Nel secondo volume, Esuli nel mondo, l’accento è posto sulla condizione di coloro che sono «esuli due volte» perché, alla scelta di abbandonare la propria terra per stabilirsi nella madrepatria, si aggiunge una seconda scissione, la scelta di emigrare; in questo caso all’identità diasporica si sovrappone quella dell’appartenenza al paese di accoglienza, di altra cultura e di altra lingua, in cui l’esule diviene a pieno titolo membro della nuova società.
Per gli esuli in Argentina e in Canada, paradossalmente, questo nuovo strappo ha comportato una fortificazione della memoria collettiva che si rinnova continuamente all’interno delle loro comunità divenendo elemento vivo di trasmissione familiare; l’identità, la ricerca delle radici è sentita come ricchezza di appartenenza culturale. Il rischio di una sua mancata trasmissione qui sembra attenuarsi, grazie a un bisogno profondo di radicamento degli individui in paesi dove la multiappartenenza e il multiculturalisno sono dati di fatto. Le terze generazioni, educate in una convivenza paritaria di culture diverse e libere di scegliere, sembrano sentire il richiamo della conservazione della propria specificità culturale. Ma affinché la memoria non resti confinata nella nostalgia, occorre il ritorno e la conoscenza dei luoghi di origine.
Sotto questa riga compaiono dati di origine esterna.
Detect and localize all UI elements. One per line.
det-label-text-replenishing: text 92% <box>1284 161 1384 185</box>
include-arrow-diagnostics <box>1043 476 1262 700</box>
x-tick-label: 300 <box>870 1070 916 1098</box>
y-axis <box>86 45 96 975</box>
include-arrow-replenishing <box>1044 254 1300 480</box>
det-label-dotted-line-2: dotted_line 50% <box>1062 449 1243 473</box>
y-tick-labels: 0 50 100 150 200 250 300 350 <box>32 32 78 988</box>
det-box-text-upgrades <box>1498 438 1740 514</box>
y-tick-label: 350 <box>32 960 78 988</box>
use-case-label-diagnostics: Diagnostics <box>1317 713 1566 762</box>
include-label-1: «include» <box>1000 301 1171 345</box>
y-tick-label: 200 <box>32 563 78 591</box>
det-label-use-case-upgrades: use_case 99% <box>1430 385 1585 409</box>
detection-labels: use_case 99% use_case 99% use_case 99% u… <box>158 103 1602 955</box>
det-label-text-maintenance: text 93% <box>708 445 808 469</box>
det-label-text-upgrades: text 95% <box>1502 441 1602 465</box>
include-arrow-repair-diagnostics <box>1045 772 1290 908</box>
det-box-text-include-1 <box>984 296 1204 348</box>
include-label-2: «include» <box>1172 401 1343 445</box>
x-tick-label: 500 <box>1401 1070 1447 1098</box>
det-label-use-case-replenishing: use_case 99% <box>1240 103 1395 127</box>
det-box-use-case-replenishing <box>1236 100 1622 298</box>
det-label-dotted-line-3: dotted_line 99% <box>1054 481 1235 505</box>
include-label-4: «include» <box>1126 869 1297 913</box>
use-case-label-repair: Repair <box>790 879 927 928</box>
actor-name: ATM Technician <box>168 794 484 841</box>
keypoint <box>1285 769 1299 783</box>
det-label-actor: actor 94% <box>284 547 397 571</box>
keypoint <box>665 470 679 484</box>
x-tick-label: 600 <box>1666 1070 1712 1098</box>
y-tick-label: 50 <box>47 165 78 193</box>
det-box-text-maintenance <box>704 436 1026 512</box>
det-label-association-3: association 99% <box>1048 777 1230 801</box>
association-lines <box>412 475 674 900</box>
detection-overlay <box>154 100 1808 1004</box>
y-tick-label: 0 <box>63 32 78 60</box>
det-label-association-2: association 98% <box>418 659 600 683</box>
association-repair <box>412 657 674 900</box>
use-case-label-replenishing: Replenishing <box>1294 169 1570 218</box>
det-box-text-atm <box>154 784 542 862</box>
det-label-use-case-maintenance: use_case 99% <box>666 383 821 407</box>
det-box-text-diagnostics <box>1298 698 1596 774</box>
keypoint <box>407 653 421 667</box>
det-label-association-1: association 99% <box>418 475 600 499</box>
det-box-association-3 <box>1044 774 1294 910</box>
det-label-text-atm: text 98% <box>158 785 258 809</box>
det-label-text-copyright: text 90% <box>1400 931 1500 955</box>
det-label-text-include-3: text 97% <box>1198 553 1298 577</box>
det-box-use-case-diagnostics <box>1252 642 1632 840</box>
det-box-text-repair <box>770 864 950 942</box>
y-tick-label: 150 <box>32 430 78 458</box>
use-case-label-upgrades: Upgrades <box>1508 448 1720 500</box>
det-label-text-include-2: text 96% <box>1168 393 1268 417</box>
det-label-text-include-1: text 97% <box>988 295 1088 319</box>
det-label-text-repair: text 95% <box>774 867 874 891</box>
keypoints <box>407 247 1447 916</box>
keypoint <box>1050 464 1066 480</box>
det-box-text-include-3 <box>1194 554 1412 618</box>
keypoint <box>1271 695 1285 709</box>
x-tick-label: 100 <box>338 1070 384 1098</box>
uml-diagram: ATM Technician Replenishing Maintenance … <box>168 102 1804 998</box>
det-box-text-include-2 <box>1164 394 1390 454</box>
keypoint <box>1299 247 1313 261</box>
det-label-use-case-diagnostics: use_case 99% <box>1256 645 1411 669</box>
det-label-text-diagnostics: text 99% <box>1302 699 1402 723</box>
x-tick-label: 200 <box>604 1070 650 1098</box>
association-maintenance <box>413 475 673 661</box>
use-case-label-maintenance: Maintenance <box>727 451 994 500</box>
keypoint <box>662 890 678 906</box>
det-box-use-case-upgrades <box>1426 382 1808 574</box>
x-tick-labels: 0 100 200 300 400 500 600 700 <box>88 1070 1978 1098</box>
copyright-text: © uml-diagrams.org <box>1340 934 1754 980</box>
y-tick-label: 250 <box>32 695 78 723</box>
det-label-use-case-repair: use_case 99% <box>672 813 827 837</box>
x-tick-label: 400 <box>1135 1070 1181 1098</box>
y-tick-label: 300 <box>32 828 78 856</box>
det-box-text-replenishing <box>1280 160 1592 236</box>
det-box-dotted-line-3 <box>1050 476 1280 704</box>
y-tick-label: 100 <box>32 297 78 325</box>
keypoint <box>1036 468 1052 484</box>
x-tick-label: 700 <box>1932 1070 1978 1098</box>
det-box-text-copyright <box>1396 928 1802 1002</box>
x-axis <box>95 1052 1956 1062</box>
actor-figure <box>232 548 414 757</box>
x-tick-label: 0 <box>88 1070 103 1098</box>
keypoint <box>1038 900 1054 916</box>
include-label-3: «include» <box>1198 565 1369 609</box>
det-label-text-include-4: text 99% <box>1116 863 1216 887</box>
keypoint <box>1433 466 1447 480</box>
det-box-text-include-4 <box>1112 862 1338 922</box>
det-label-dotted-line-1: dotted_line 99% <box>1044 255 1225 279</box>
Ritorno che, per le terze generazioni, può costituire un ri-inizio.
La pubblicazione si chiude con le tabelle del questionario fra le quali è essenziale quella sulla percezione della propria identità. «Chi è» e «Come si sente» un esule delle tre generazioni in Italia, Argentina e Canada? Molto interessante è la comparazione fra le risposte. Per tutti al primo posto c’è l’appartenenza alla cultura italiana, segue, per gli esuli in Italia il sentirsi europeo, mentre è più forte negli esuli transoceanici il sentirsi istriano (molto meno fiumano e dalmata). Un altro dato preso in esame è l’attaccamento alla regione di residenza, che è più sentito in Italia a discapito dell’identità istriana, mentre oltre Oceano, il senso di appartenenza “giuliana”, cioè di un’area più vasta che ha come punto di riferimento Trieste, risulta forte in Argentina e molto debole in Canada.
Dalla lettura dei dati dell’indagine molto articolata sul futuro degli istriani-fiumani-dalmati, non scaturiscono risposte univoche e le considerazioni che se ne possono trarre e che gli autori ci propongono sono conseguentemente aperte a più variabili.
Per concludere con una nota di ottimismo, vogliamo riportare ciò che ha segnalato Lucio Toth, presidente dell’ANVGD, nella sua introduzione. Alla domanda «Si sente legato al luogo d’origine della sua famiglia?» il 50,9% dei discendenti di esuli ha risposto «molto» o «abbastanza». Solo il 9% «per niente».
Avvertenza. Copie delle pubblicazioni possono essere richieste alla Sede nazionale dell’Associazione Nazionale Venezia Giulia e Dalmazia.